1 3/4 cup plus 1 tbsp. all purpose flour

1/4 cup wheat germ

3/4 tsp. salt

1/8 tsp. sugar

14 tbsp. unsalted butter, chilled

1/4-1/2 cup freshly squeezed orange juice, as cold as possible

Filling Ingredients:

1/4 cup butter

8 medium red onions, sliced as thinly as possible, against the grain

1 1/2 tsp. salt

2 tbsp. blackcurrant liqueur (crème de cassis) or sherry vinegar

1 tbsp. red wine vinegar (less if using sherry vinegar)

1 lb. fresh chevre, softened

2 eggs, beaten

1/4 tsp. salt

1/4 tsp. nutmeg

1/2 tsp. fresh ground pepper

1 egg, separated

Preheat an oven to 375 degrees F.

Make the pie crusts. Divide the dough into two balls and place in the refrigerator. Melt the butter in a wide, heavy skillet over medium-high heat. Pile in the onions with 1 1/2 tsp. salt, stirring as the onions cook down. Carmelize onions, cooking them until they are completely soft, darkened in color, and sweet. Season with the crème de cassis, vinegar, salt, and fresh ground pepper to taste. Beat the eggs into the chevre, then beat in the salt, nutmeg, and pepper.

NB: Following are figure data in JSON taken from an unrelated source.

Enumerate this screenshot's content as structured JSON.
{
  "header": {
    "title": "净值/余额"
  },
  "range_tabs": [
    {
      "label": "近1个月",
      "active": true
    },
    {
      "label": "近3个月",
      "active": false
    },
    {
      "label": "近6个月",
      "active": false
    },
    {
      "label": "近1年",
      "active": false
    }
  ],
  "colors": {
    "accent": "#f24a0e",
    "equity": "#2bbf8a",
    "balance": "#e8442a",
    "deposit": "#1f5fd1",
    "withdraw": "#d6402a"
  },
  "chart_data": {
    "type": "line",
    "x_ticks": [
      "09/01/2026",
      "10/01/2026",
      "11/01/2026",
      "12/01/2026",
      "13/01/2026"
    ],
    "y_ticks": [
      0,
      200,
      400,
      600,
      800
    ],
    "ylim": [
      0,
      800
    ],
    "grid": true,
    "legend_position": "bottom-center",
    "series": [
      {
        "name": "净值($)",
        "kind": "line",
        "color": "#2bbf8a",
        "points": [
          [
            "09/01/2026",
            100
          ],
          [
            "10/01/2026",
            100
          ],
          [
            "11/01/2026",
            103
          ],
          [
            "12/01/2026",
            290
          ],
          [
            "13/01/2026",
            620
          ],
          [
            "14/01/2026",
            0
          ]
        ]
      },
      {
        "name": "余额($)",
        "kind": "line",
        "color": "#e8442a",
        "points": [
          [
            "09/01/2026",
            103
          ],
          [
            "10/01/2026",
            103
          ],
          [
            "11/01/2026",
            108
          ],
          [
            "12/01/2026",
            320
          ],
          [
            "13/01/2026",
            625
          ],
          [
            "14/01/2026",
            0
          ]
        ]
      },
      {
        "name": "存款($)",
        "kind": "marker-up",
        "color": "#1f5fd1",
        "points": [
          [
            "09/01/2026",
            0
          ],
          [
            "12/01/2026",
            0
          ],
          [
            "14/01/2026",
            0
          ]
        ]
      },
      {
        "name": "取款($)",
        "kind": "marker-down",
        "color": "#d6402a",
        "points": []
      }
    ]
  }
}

Roll out one of the crusts into a circle and place on a flour-dusted cookie sheet. Brush the top surface of the dough with egg white. Fold in the rough edges to make a uniformly smooth edge around the circle. Spread half the chevre mixture evenly in the center, leaving 3-4 inches of dough around the edge. Spread half the onions evenly over the chevre. Fold the crust over the filling in six even folds, tucking the final fold under the first, to make a roughly symmetrical, hexagon-shaped galette. A small window of onion will show in the center. Repeat with the second round of dough.

Dilute the egg yolk with 2 tbsp. water and brush the tops of the galettes. Bake, turning the sheet once of twice, for about 40 minutes to an hour—the crust should be golden brown. Let cool 10 minutes and serve hot.